DNA's life detailed in epigenetic tale of a single cell
Researchers in the UK have developed a powerful new technique to show how the environment affects our DNA.
The technique can be used to map all of the 'epigenetic marks' on the DNA of a single cell.
The method is set to boost the understanding of embryonic development and could enhance clinical applications like cancer therapy and fertility treatments.
It even has the potential to reduce the number of mice currently needed for genetic research.
'Epigenetic marks' are chemical tags; proteins that mark DNA and act as a kind of cellular memory.
They do not change the DNA sequence but record a cell's experiences onto the DNA, which allows cells to remember an experience long after it has faded. Placing these tags is part of normal development; they tell genes whether to be switched on or off and so can determine how the cell develops. Different sets of active genes make a skin cell different from a brain cell, for example. However, environmental cues such as diet can also alter where epigenetic tags are laid down on DNA and influence an organism's long-term health.
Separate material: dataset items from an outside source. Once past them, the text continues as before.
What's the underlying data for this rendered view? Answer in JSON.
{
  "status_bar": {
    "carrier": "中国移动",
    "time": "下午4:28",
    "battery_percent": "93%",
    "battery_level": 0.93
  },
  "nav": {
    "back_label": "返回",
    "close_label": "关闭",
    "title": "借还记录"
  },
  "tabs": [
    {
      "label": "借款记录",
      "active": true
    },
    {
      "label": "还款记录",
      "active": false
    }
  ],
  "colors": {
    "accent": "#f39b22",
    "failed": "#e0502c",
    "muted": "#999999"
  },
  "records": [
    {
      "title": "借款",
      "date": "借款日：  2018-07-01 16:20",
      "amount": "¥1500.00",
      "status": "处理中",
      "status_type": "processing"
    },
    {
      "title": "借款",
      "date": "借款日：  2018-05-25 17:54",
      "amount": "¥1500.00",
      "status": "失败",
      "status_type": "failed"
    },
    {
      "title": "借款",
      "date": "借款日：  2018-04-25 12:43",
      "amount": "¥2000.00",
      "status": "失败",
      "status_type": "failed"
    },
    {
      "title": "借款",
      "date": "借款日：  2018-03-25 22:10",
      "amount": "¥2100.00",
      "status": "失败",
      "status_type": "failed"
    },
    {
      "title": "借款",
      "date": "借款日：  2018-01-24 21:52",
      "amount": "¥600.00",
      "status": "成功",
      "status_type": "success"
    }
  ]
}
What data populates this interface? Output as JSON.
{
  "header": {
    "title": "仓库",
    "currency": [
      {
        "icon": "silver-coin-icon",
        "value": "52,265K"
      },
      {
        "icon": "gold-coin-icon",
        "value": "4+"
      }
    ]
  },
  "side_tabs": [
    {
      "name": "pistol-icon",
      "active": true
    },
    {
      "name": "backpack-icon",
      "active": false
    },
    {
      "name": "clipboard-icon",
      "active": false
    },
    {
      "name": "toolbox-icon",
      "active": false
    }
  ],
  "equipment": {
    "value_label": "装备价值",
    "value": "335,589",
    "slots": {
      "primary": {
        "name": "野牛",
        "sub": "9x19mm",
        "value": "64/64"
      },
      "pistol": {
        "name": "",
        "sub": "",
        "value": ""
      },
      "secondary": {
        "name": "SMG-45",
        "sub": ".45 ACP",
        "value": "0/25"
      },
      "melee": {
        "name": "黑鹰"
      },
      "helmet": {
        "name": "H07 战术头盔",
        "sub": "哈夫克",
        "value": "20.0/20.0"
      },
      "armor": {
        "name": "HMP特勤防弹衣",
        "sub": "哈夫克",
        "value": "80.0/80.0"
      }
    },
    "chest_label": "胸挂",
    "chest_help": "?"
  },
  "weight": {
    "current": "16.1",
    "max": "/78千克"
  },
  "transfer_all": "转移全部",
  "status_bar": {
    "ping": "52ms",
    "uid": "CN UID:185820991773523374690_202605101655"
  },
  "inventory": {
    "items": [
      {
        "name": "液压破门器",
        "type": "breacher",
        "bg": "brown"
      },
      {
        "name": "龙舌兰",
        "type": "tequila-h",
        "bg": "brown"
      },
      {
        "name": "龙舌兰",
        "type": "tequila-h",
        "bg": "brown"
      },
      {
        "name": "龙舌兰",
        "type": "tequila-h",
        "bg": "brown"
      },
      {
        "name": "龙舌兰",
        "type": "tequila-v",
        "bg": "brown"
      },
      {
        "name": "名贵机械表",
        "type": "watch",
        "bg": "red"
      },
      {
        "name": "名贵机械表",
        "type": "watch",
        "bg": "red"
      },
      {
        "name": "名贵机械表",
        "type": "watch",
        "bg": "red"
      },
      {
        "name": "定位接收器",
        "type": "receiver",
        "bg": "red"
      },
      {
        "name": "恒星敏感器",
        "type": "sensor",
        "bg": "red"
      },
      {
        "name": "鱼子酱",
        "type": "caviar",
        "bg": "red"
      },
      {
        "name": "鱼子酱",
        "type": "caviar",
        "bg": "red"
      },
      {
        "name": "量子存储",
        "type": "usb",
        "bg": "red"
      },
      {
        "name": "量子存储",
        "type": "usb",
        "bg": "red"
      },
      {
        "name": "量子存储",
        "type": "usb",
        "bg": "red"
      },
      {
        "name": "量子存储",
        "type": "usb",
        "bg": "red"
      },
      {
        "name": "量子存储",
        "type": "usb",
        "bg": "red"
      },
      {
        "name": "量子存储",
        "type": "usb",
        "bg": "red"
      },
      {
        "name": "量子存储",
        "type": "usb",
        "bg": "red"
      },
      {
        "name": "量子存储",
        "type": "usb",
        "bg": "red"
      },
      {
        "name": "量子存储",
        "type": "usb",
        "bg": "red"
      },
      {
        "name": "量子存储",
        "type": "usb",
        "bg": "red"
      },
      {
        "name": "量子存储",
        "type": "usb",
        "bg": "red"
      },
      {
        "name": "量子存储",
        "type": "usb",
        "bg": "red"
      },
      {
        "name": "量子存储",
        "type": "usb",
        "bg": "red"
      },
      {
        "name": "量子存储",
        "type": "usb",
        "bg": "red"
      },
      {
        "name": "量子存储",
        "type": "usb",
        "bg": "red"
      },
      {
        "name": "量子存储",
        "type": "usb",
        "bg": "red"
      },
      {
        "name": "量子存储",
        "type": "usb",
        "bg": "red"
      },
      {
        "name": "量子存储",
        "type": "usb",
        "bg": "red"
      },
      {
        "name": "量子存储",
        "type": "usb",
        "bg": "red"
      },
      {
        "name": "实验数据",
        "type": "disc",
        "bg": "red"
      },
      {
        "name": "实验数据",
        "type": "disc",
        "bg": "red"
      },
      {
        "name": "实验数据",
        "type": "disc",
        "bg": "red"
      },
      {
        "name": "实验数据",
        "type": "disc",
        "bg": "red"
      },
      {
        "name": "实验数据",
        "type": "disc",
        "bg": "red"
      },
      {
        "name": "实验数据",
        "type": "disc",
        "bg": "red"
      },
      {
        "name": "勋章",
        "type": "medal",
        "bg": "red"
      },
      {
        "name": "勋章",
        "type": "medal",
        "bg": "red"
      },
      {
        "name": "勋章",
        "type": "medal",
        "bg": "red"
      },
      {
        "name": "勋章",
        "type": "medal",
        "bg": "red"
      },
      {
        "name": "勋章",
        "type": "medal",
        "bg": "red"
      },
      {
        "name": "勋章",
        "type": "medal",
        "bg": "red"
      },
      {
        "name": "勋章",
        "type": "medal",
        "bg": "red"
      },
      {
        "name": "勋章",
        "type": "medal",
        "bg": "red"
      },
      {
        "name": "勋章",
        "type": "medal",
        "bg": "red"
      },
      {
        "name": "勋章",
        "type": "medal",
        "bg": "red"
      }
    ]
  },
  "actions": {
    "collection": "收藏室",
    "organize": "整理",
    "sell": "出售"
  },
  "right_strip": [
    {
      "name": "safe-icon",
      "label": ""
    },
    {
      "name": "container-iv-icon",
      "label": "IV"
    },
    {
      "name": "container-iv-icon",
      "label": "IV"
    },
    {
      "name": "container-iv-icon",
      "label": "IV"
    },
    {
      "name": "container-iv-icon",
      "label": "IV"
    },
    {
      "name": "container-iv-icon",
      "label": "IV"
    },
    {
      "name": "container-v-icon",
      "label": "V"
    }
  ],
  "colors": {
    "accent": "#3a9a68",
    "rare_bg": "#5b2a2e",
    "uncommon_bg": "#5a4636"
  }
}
The new research, published in Nature Methods, offers a new single-cell technique capable of analysing DNA methylation – one of the key epigenetic marks – across the whole genome.
It treats the cellular DNA with a chemical called bisulphite, and the treated DNA is then amplified and read on high-throughput sequencing machines to show the location of methylation marks and the genes being affected.
“Our work provides a proof-of-principle that large-scale, single-cell epigenetic analysis is achievable to help us understand how epigenetic changes control embryonic development,” neuroscientist Dr Gavin Kelsey said.
“The application of single-cell approaches to epigenetic understanding goes far beyond basic biological research.
“Future clinical applications could include the analysis of individual cancer cells to provide clinicians with the information to tailor treatments, and improvements in fertility treatment by understanding the potential for epigenetic errors in assisted reproduction technologies,” he said.